Reporters from The Daily Memphian, the Tri-State Defender and Memphis Business Journal jotted down notes as Lyash — a third-generation utility industry worker — started the conversation with his personal life. Married to a “Pennsylvania girl” from his hometown for 37 years, Lyash, who is also an engineer, spent a lot of time in North Carolina while working for Progress Energy. His two children and nine grandchildren are still there today.
“It’s nice to do a job I’ve always wanted to do and to do it close enough to the grandkids where we can jump into the car and get over to the mountains to see them,” he began.
The burning question about Memphis Light, Gas & Water (MLGW) — one of TVA’s largest customers now researching other power providers — also led the conversation.
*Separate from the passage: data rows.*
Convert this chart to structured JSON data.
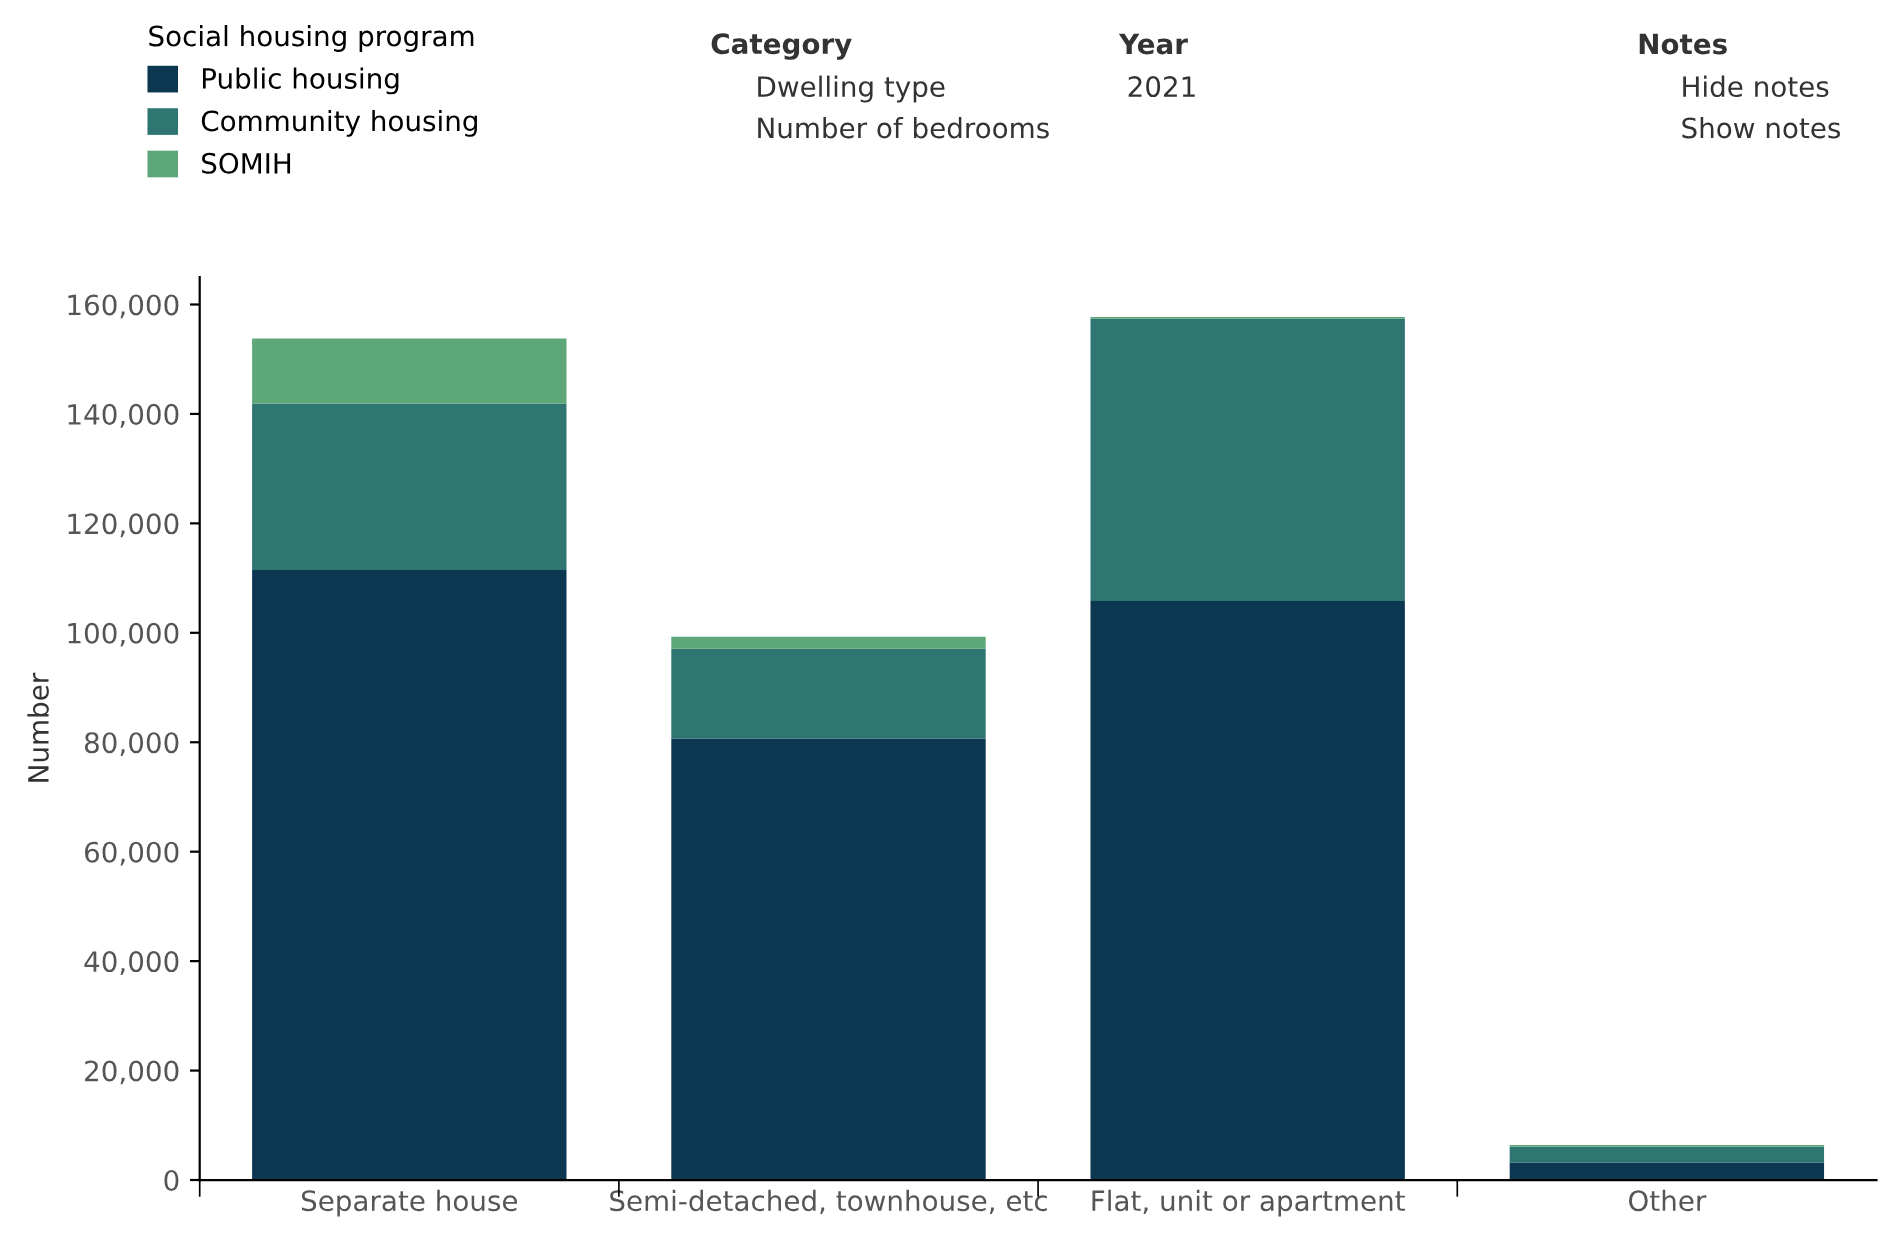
{
  "chart_data": {
    "type": "bar",
    "stacked": true,
    "legend": "top left",
    "legend_title": "Social housing program",
    "ylabel": "Number",
    "grid": false,
    "categories": [
      "Separate house",
      "Semi-detached, townhouse, etc",
      "Flat, unit or apartment",
      "Other"
    ],
    "series": [
      {
        "name": "Public housing",
        "color": "#0b3750",
        "values": [
          111500,
          80700,
          105800,
          3200
        ]
      },
      {
        "name": "Community housing",
        "color": "#2f7673",
        "values": [
          30400,
          16400,
          51600,
          2900
        ]
      },
      {
        "name": "SOMIH",
        "color": "#5ea779",
        "values": [
          11900,
          2200,
          300,
          300
        ]
      }
    ],
    "ylim": [
      0,
      165000
    ],
    "yticks": [
      {
        "value": 0,
        "label": "0"
      },
      {
        "value": 20000,
        "label": "20,000"
      },
      {
        "value": 40000,
        "label": "40,000"
      },
      {
        "value": 60000,
        "label": "60,000"
      },
      {
        "value": 80000,
        "label": "80,000"
      },
      {
        "value": 100000,
        "label": "100,000"
      },
      {
        "value": 120000,
        "label": "120,000"
      },
      {
        "value": 140000,
        "label": "140,000"
      },
      {
        "value": 160000,
        "label": "160,000"
      }
    ],
    "annotations": [
      "Category",
      "Dwelling type",
      "Number of bedrooms",
      "Year",
      "2021",
      "Notes",
      "Hide notes",
      "Show notes"
    ]
  }
}
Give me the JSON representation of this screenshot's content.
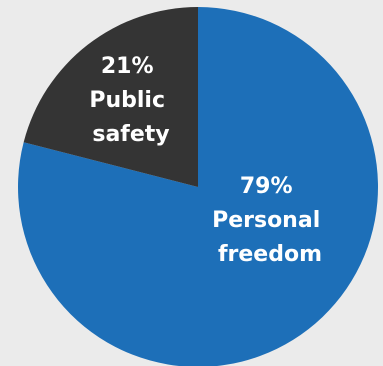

Lyash identified MLGW as the reason why Memphis topped his travel itinerary.
“I’ve spent some time talking to the CEO of MLGW and some elected officials, and Memphis has some important decisions to make — decisions that are rightfully yours. My interest is to make sure the decision makers in the community have all the information they need to make the best decision. I hope that we work through the current issues in Memphis, and I look forward to the day when we’re talking about what the future looks like, instead of the past because there is lots of opportunity,” he said.
Lyash went on to predict substantial and more rapid changes coming to the utility industry over the next 20 years. Stressing the value of an integrated energy network, Lyash said he believes technology is essential to the future, and companies that are committed to a long-term view and investment will harness technology to create a more integrated energy network.
Another priority Lyash discussed was environmental stewardship, which he defined as TVA’s priority but everyone’s responsibility. “We, all together, need to continue on the path to reducing the impact of energy and how we use it on the environment around us, but we’ve got to do it in a way that preserves our reliability, quality, the economic development advantage for the Valley, and the affordability for the people who live here.”
Specifically regarding environmental concerns around the now-decommissioned Allen Fossil Plant, Lyash said TVA is committed to doing the right thing.
“TVA has a responsibility, and we’re environmental stewards. The issues around coal combustion and its byproducts aren’t just TVA issues; they are issues across the United States. Plants like Allen Fossil were built to serve an important purpose during the time in which they were built, and they helped to improve people’s lives for decades. Now, we have to responsibly manage the coal ash, and we’re going to do that at Allen.”
Other topics included energy efficiency, the proposition to sell TVA’s transmission assets, TVA’s inclusion of minority communities, recent reductions to TVA’s debt, the future affordability of power and TVA’s diverse portfolio of power resources.
“Bill and the team did an excellent job. Now, my job will be to help raise the bar on operational excellence, getting world-class level performance from TVA’s assets, and to help TVA face upcoming decades of change,” Lyash concluded.